Agam terlihat melotot tajam menatap Manu, ia mendesah nyeri kala luka perutnya terasa kembali.

"Gam ... lo ... kenapa muka lo?" Manu memeriksa wajah Agam, ia membolak-balikan wajah Agam yang terlihat banyak memar.

"Dan ... bagaimana rasanya lo berada di posisi gue Man? Harus terluka demi keluarga yang utuh tapi menampar gue dengan luka?" Agam terlihat lemas, ia tiba-tiba menutup matanya.

"Gam! Lo kenapa Gam?
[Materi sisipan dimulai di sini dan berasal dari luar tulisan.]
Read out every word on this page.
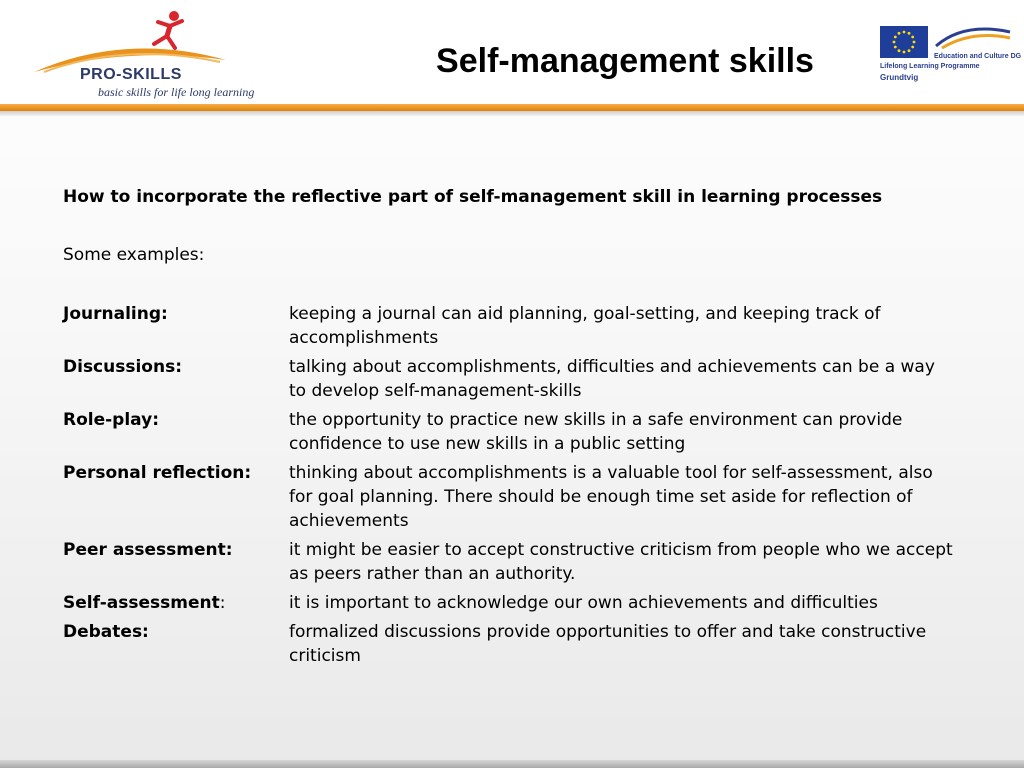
PRO-SKILLS

basic skills for life long learning

Self-management skills	Education and Culture DG

Lifelong Learning Programme

Grundtvig

How to incorporate the reflective part of self-management skill in learning processes

Some examples:

Journaling:	keeping a journal can aid planning, goal-setting, and keeping track of accomplishments
Discussions:	talking about accomplishments, difficulties and achievements can be a way to develop self-management-skills
Role-play:	the opportunity to practice new skills in a safe environment can provide confidence to use new skills in a public setting
Personal reflection:	thinking about accomplishments is a valuable tool for self-assessment, also for goal planning. There should be enough time set aside for reflection of achievements
Peer assessment:	it might be easier to accept constructive criticism from people who we accept as peers rather than an authority.
Self-assessment:	it is important to acknowledge our own achievements and difficulties
Debates:	formalized discussions provide opportunities to offer and take constructive criticism
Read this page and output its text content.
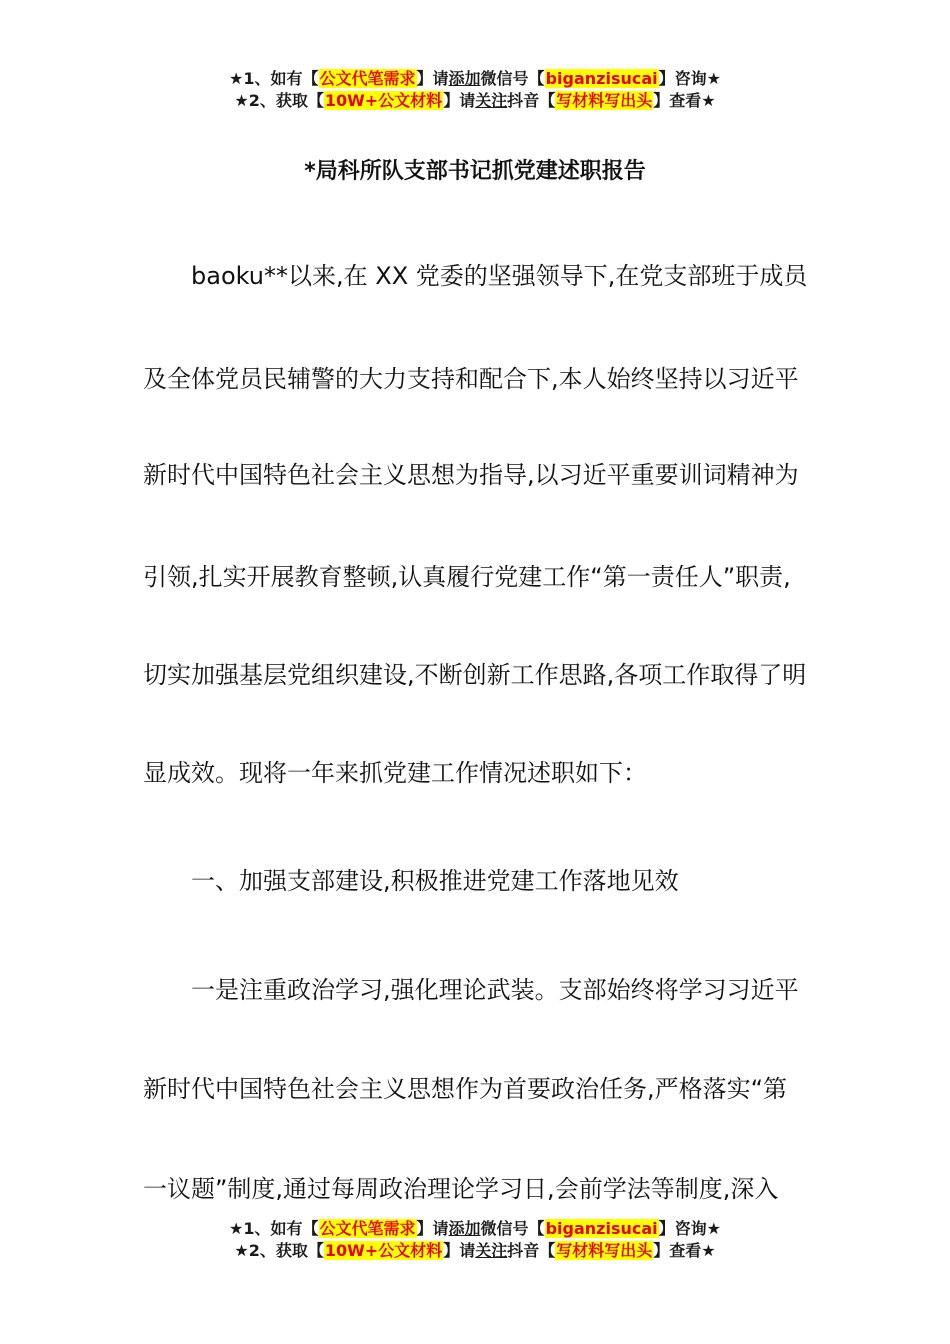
★1、如有【公文代笔需求】请添加微信号【biganzisucai】咨询★
★2、获取【10W+公文材料】请关注抖音【写材料写出头】查看★
*局科所队支部书记抓党建述职报告
baoku**以来,在 XX 党委的坚强领导下,在党支部班于成员
及全体党员民辅警的大力支持和配合下,本人始终坚持以习近平
新时代中国特色社会主义思想为指导,以习近平重要训词精神为
引领,扎实开展教育整顿,认真履行党建工作“第一责任人”职责,
切实加强基层党组织建设,不断创新工作思路,各项工作取得了明
显成效。现将一年来抓党建工作情况述职如下：
一、加强支部建设,积极推进党建工作落地见效
一是注重政治学习,强化理论武装。支部始终将学习习近平
新时代中国特色社会主义思想作为首要政治任务,严格落实“第
一议题”制度,通过每周政治理论学习日,会前学法等制度,深入
★1、如有【公文代笔需求】请添加微信号【biganzisucai】咨询★
★2、获取【10W+公文材料】请关注抖音【写材料写出头】查看★
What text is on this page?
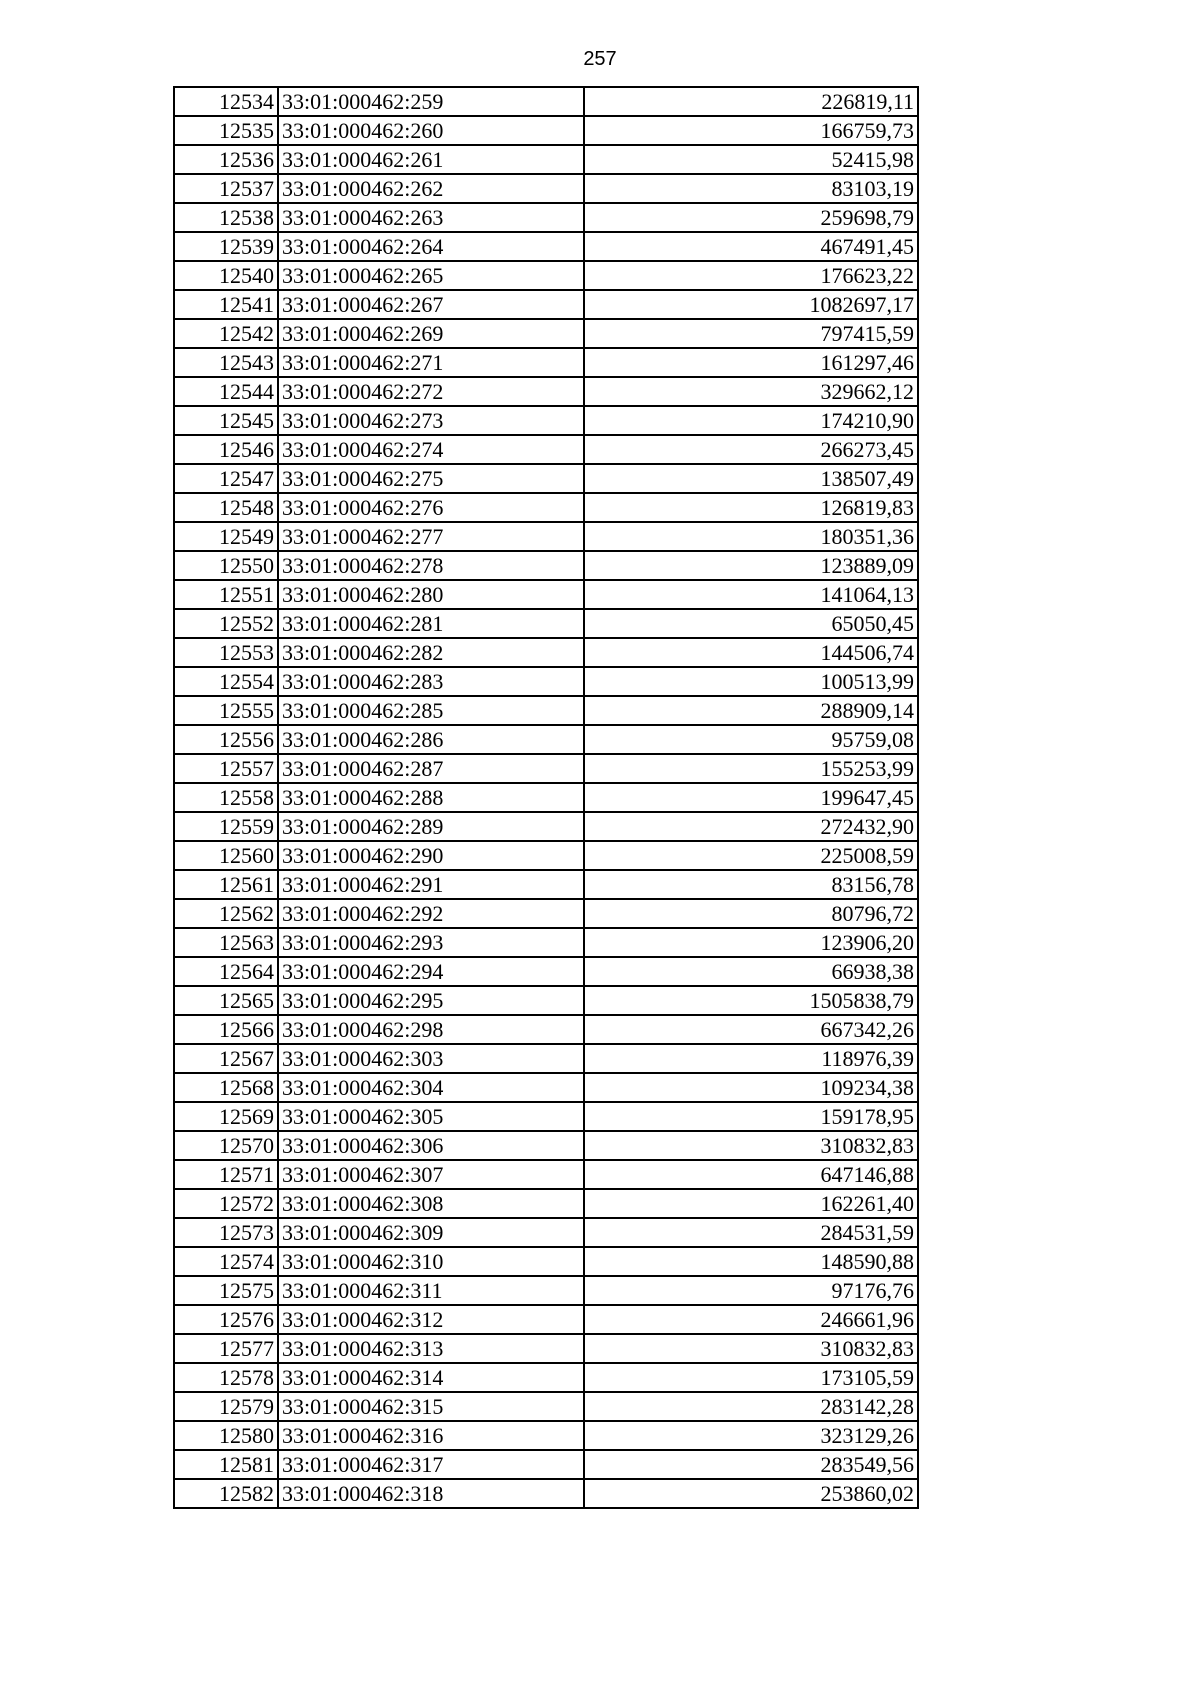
257
12534	33:01:000462:259	226819,11
12535	33:01:000462:260	166759,73
12536	33:01:000462:261	52415,98
12537	33:01:000462:262	83103,19
12538	33:01:000462:263	259698,79
12539	33:01:000462:264	467491,45
12540	33:01:000462:265	176623,22
12541	33:01:000462:267	1082697,17
12542	33:01:000462:269	797415,59
12543	33:01:000462:271	161297,46
12544	33:01:000462:272	329662,12
12545	33:01:000462:273	174210,90
12546	33:01:000462:274	266273,45
12547	33:01:000462:275	138507,49
12548	33:01:000462:276	126819,83
12549	33:01:000462:277	180351,36
12550	33:01:000462:278	123889,09
12551	33:01:000462:280	141064,13
12552	33:01:000462:281	65050,45
12553	33:01:000462:282	144506,74
12554	33:01:000462:283	100513,99
12555	33:01:000462:285	288909,14
12556	33:01:000462:286	95759,08
12557	33:01:000462:287	155253,99
12558	33:01:000462:288	199647,45
12559	33:01:000462:289	272432,90
12560	33:01:000462:290	225008,59
12561	33:01:000462:291	83156,78
12562	33:01:000462:292	80796,72
12563	33:01:000462:293	123906,20
12564	33:01:000462:294	66938,38
12565	33:01:000462:295	1505838,79
12566	33:01:000462:298	667342,26
12567	33:01:000462:303	118976,39
12568	33:01:000462:304	109234,38
12569	33:01:000462:305	159178,95
12570	33:01:000462:306	310832,83
12571	33:01:000462:307	647146,88
12572	33:01:000462:308	162261,40
12573	33:01:000462:309	284531,59
12574	33:01:000462:310	148590,88
12575	33:01:000462:311	97176,76
12576	33:01:000462:312	246661,96
12577	33:01:000462:313	310832,83
12578	33:01:000462:314	173105,59
12579	33:01:000462:315	283142,28
12580	33:01:000462:316	323129,26
12581	33:01:000462:317	283549,56
12582	33:01:000462:318	253860,02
Bangun Gam!" Manu yang kebingungan terlihat meraba ponsel di saku celananya.

Catatan panggilannya yang terdepan hanya terlihat nomor ponsel Sona. Sona terlihat sedang menikmati jamuan dinner yang Elang sediakan, ia tersenyum lebar di depan Elang. Sona mengangkat panggilan dari Manu, beberapa detik kemudian Sona melebarkan pupil matanya.

"Apa?" Sona menutup panggilannya. Ia mengambil tas dan hendak pergi tanpa pamit pada Elang.

Elang menahan tangannya.

"Mau ke mana? Ada apa Son?"

"Agam sakit! Aku harus ke rumahnya sekarang."

"Begitu pentingkah?" Pertanyaan Elang membuat Sona menatapnya tajam.

"Begitu penting kata kamu? Agam sahabat aku, bagaimana pun aku harus ke sana." Wajah Sona terlihat begitu cemas, ia melepaskan genggaman Elang secara paksa dan melangkah pergi.

Wajah Sona sungguh khawatir, ia lantas mengetuk cepat pintu rumah Agam. Malam gelap tak membuat Sona takut kala itu. Sona melihat Agam prihatin, memar di wajahnya sungguh banyak. Agam selalu di cap sebagai preman dingin, sikapnya memang begitu bijak terlihat namun memar sudah biasa terlihat oleh teman-teman sekolahnya.

"Jadi, di mana Agung sekarang om?" tanya Sona pada Pak Hendra.

"Agung belum ketemu sampai sekarang, Om udah suruh orang buat cari dia." Ucapan Pak Hendra sedikit tertekan.